Independently of their ability to follow commands, both groups of DoC subjects show similar features at the theta and alpha bands reflecting a marked border with the healthy subjects. This finding is consistent with evidence that shows the increment and decrement in the alpha band activity to route information to task relevant posterior cortices under top-down control34. Likewise, the theta band has been associated with various mechanisms of cognitive control35 necessary to maintain sensory evidence and to make predictions at different hierarchical temporal scales through working memory networks36,37. Further, changes at the theta band has been reported previously as a useful variable for identifying residual cognitive abilities in DoC groups17. Taken together, the temporal dynamics of the variables selected for the multinomial model showed an increment modulation at the delta band during the 1st to the 5th tone time window, accompanied by a modulation for the alpha band only in the control group. Later, in the early time window after the fifth tone, the CF and control group increased modulation at the delta band, but only the control group had changes in theta band in the late time window. These results are in concordance with previous reports, where at resting state the spectral power in the delta band is able to distinguish MCS minus from MCS plus7. Similarly, the power in the theta and alpha bands are effective at distinguishing UWS from other patient groups11, and alpha network metrics can distinguish between UWS, MCS minus and MCS plus7.

Strength and limitations

Our study has several limitations.
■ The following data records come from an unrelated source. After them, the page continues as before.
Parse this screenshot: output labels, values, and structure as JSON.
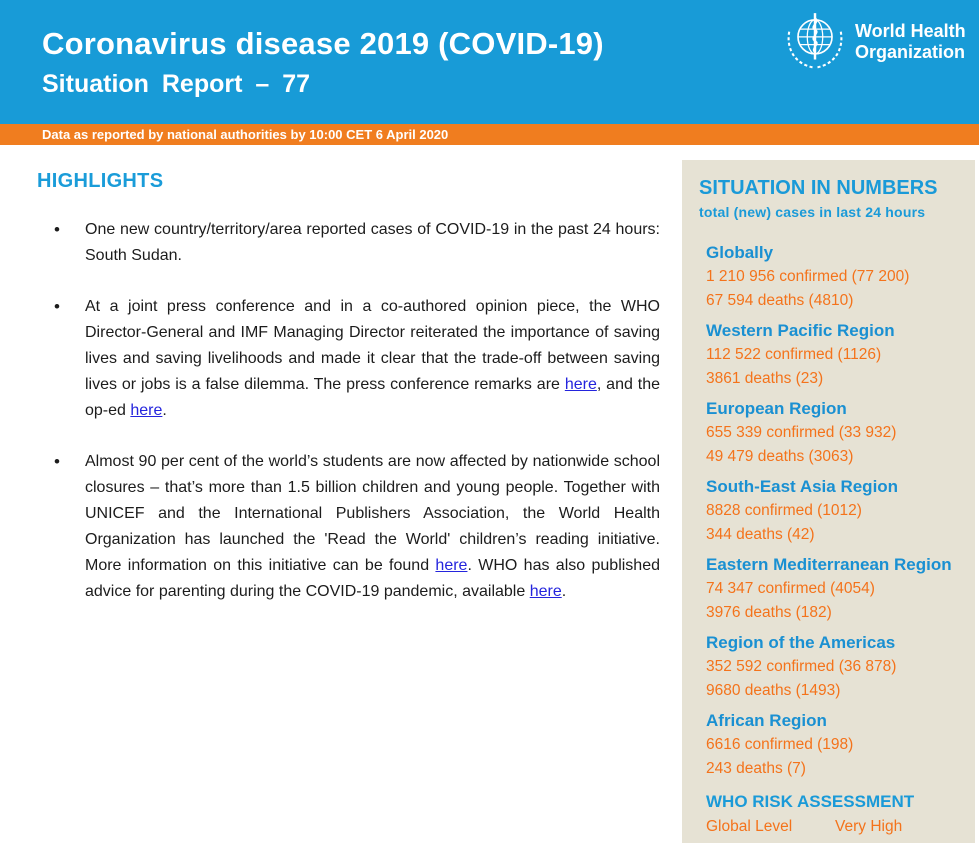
{
  "header": {
    "title": "Coronavirus disease 2019 (COVID-19)",
    "subtitle": "Situation Report – 77",
    "logo_line1": "World Health",
    "logo_line2": "Organization"
  },
  "banner": {
    "text": "Data as reported by national authorities by 10:00 CET 6 April 2020"
  },
  "highlights": {
    "heading": "HIGHLIGHTS",
    "bullets": [
      [
        {
          "t": "One new country/territory/area reported cases of COVID-19 in the past 24 hours: South Sudan."
        }
      ],
      [
        {
          "t": "At a joint press conference and in a co-authored opinion piece, the WHO Director-General and IMF Managing Director reiterated the importance of saving lives and saving livelihoods and made it clear that the trade-off between saving lives or jobs is a false dilemma. The press conference remarks are "
        },
        {
          "t": "here",
          "link": true
        },
        {
          "t": ", and the op-ed "
        },
        {
          "t": "here",
          "link": true
        },
        {
          "t": "."
        }
      ],
      [
        {
          "t": "Almost 90 per cent of the world’s students are now affected by nationwide school closures – that’s more than 1.5 billion children and young people. Together with UNICEF and the International Publishers Association, the World Health Organization has launched the 'Read the World' children’s reading initiative. More information on this initiative can be found "
        },
        {
          "t": "here",
          "link": true
        },
        {
          "t": ". WHO has also published advice for parenting during the COVID-19 pandemic, available "
        },
        {
          "t": "here",
          "link": true
        },
        {
          "t": "."
        }
      ]
    ]
  },
  "sidebar": {
    "title": "SITUATION IN NUMBERS",
    "subtitle": "total (new) cases in last 24 hours",
    "regions": [
      {
        "name": "Globally",
        "confirmed": "1 210 956 confirmed (77 200)",
        "deaths": "67 594 deaths (4810)"
      },
      {
        "name": "Western Pacific Region",
        "confirmed": "112 522 confirmed (1126)",
        "deaths": "3861 deaths (23)"
      },
      {
        "name": "European Region",
        "confirmed": "655 339 confirmed (33 932)",
        "deaths": "49 479 deaths (3063)"
      },
      {
        "name": "South-East Asia Region",
        "confirmed": "8828 confirmed (1012)",
        "deaths": "344 deaths (42)"
      },
      {
        "name": "Eastern Mediterranean Region",
        "confirmed": "74 347 confirmed (4054)",
        "deaths": "3976 deaths (182)"
      },
      {
        "name": "Region of the Americas",
        "confirmed": "352 592 confirmed (36 878)",
        "deaths": "9680 deaths (1493)"
      },
      {
        "name": "African Region",
        "confirmed": "6616 confirmed (198)",
        "deaths": "243 deaths (7)"
      }
    ],
    "risk": {
      "heading": "WHO RISK ASSESSMENT",
      "label": "Global Level",
      "value": "Very High"
    }
  },
  "colors": {
    "header_blue": "#189bd7",
    "banner_orange": "#f07d1f",
    "accent_blue": "#1a9cd9",
    "sidebar_bg": "#e6e2d4",
    "stat_orange": "#f4731b",
    "link_blue": "#2424dd"
  }
}
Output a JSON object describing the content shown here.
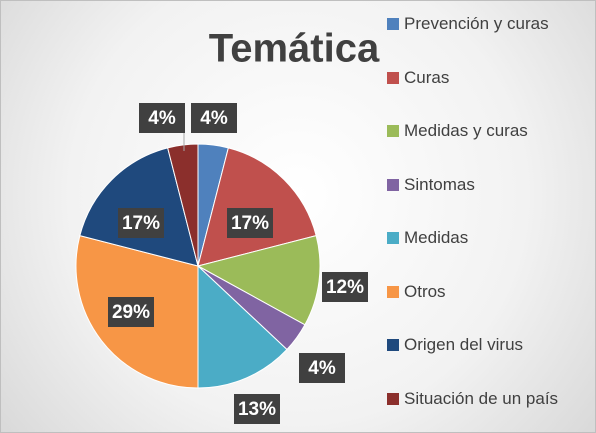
{
  "chart_data": {
    "type": "pie",
    "title": "Temática",
    "categories": [
      "Prevención y curas",
      "Curas",
      "Medidas y curas",
      "Sintomas",
      "Medidas",
      "Otros",
      "Origen del virus",
      "Situación de un país"
    ],
    "values": [
      4,
      17,
      12,
      4,
      13,
      29,
      17,
      4
    ],
    "value_labels": [
      "4%",
      "17%",
      "12%",
      "4%",
      "13%",
      "29%",
      "17%",
      "4%"
    ],
    "colors": [
      "#4f81bd",
      "#c0504d",
      "#9bbb59",
      "#8064a2",
      "#4bacc6",
      "#f79646",
      "#1f497d",
      "#8b2f2c"
    ],
    "legend": "right"
  }
}
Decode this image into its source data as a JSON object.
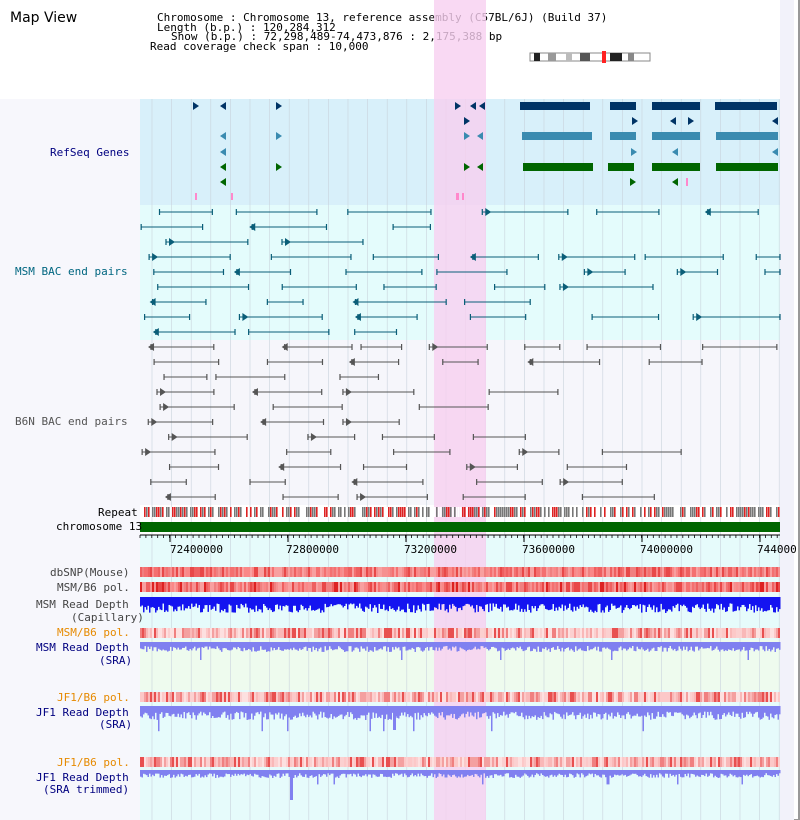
{
  "title": "Map View",
  "header": {
    "lines": [
      "Chromosome     : Chromosome 13, reference assembly (C57BL/6J) (Build 37)",
      "Length (b.p.) : 120,284,312",
      "Show (b.p.) : 72,298,489-74,473,876 : 2,175,388 bp",
      "Read coverage check span : 10,000"
    ]
  },
  "tracks": {
    "refseq": "RefSeq Genes",
    "msm_bac": "MSM BAC end pairs",
    "b6n_bac": "B6N BAC end pairs",
    "repeat": "Repeat",
    "chromosome": "chromosome 13",
    "dbsnp": "dbSNP(Mouse)",
    "msm_b6_pol": "MSM/B6 pol.",
    "msm_depth_cap_1": "MSM Read Depth",
    "msm_depth_cap_2": "(Capillary)",
    "msm_b6_pol_2": "MSM/B6 pol.",
    "msm_depth_sra_1": "MSM Read Depth",
    "msm_depth_sra_2": "(SRA)",
    "jf1_b6_pol": "JF1/B6 pol.",
    "jf1_depth_sra_1": "JF1 Read Depth",
    "jf1_depth_sra_2": "(SRA)",
    "jf1_b6_pol_2": "JF1/B6 pol.",
    "jf1_depth_trim_1": "JF1 Read Depth",
    "jf1_depth_trim_2": "(SRA trimmed)"
  },
  "axis": {
    "ticks": [
      "72400000",
      "72800000",
      "73200000",
      "73600000",
      "74000000",
      "744000"
    ]
  },
  "colors": {
    "refseq_bg": "#d8f0fa",
    "msm_bg": "#e4fcfc",
    "highlight": "#f8d0f0",
    "gene_dark": "#003466",
    "gene_mid": "#3a8bb0",
    "gene_green": "#006600",
    "msm_line": "#0a5e78",
    "b6n_line": "#555555",
    "chrom_bar": "#006600",
    "depth_blue": "#1414f0",
    "depth_sra": "#8080f0",
    "label_navy": "#000080",
    "label_orange": "#e68a00",
    "label_teal": "#006680"
  }
}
The richness of these data also makes it difficult to explore them in a large cohort of subjects, and this creates limitations in the methods of analysis. Thus, these results have the potential for clinical application, pending validation in a larger cohort where we confirm test out-of-sample generalisation accuracy. However, our complex approach to the analysis was combined with simpler approximations in the same data set, yielding similar results. Second, the EEG data was collected under an experimental task designed mainly to the analysis of ERP. However, this task has been used in a previous relevant work10,11 to conduct a comprehensive analysis of a large number of EEG variables, including connectivity, complexity and mutual information, entropy and spectral power. Third, the statistical analysis conducted does not allow a causal interpretation of our finding to explain the presence of cortically mediated behaviours in DoC subjects. At this point, is important to note the main issue with respect to DOC patients is that currently it is not possible to assert that a patient does not have cortically-mediated behaviour. Finally, despite the clinical protocol considering repeated assessments here, we were able to report the higher CRS-R score. Knowing the CRS-R subscores and the number of assessments is necessary to estimate the expected classification error. However, as we mentioned previously the clinical protocol considered several assessments reducing the expected error classification38,39.
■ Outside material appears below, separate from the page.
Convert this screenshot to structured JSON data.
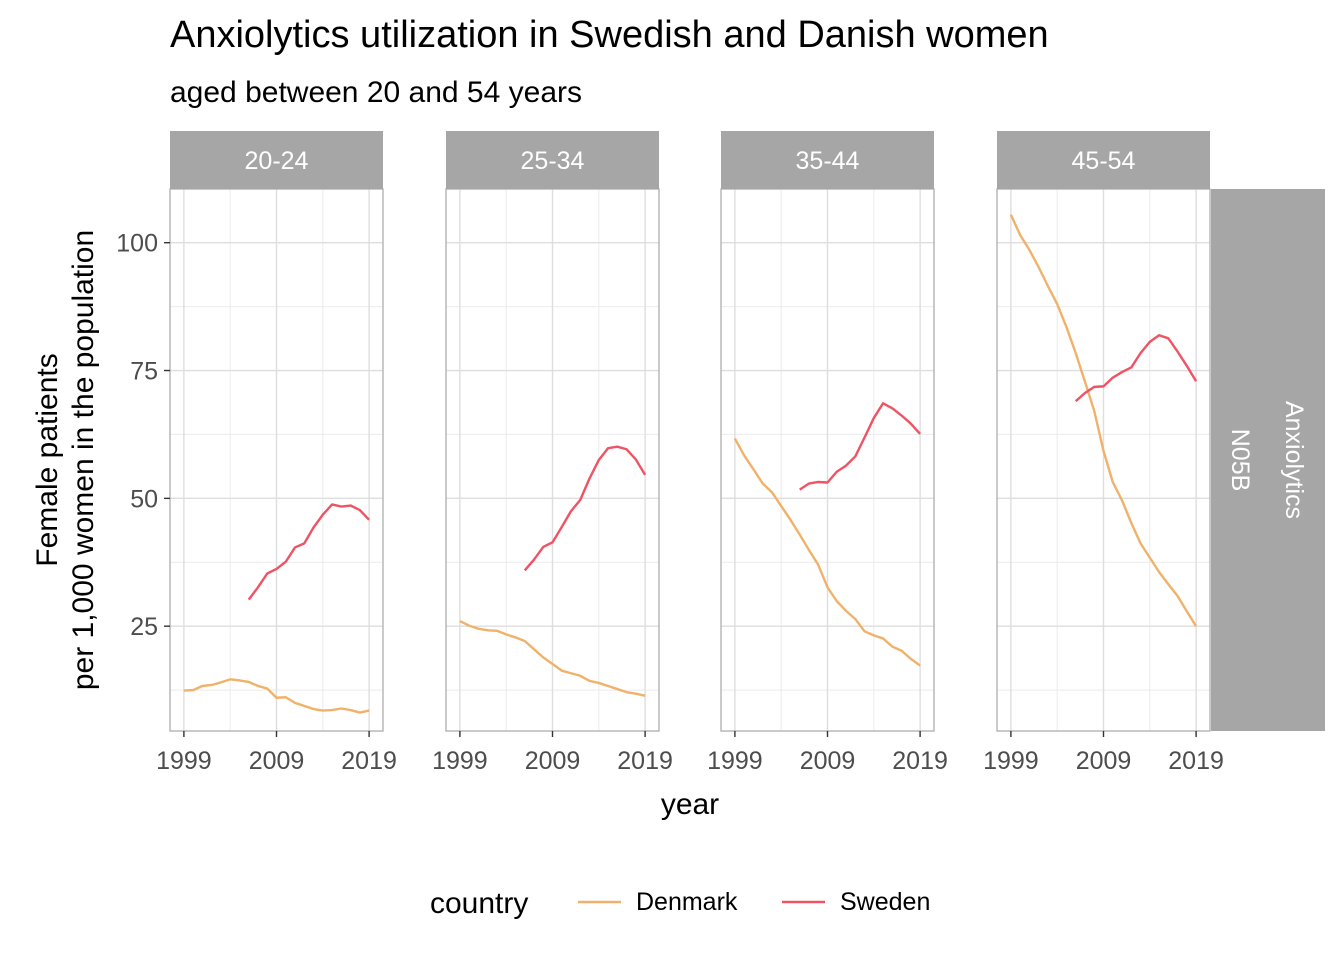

Nevertheless, our study has several strengths. Data from serial behavioural assessment, functional brain imaging and high-density EEG allow us to explore in depth the remnant cognitive processes40. Moreover, combining these data allow us to detect cortically mediated behaviours to obtain a more precise classification of DoC subjects, doing more confident our results.

Conclusion

Our study identified a group of variables that help to understand the differences in the perceptual processing in DoC subjects with and without evidence of the ability to follow commands. These results complement previous works showing the clinical relevance of the spectral variables related to ongoing activity or resting state to identify UWS/VS, MCS+ and MCS−10,11. Our results showed that a group of spectral spatiotemporal variables collected under the predictive context task could be useful for understanding differences in the neural mechanisms related to the preservation of cognitive capacities in DoC subjects. More important, however, is that it gives us valuable insight into the timing of spectral modulation needed to coordinate neural activity across task-relevant large-scale networks in CF and N-CF groups of DoC subjects. This can help to explain the preserved mechanism of the neural activity that supports remnant cognitive capabilities.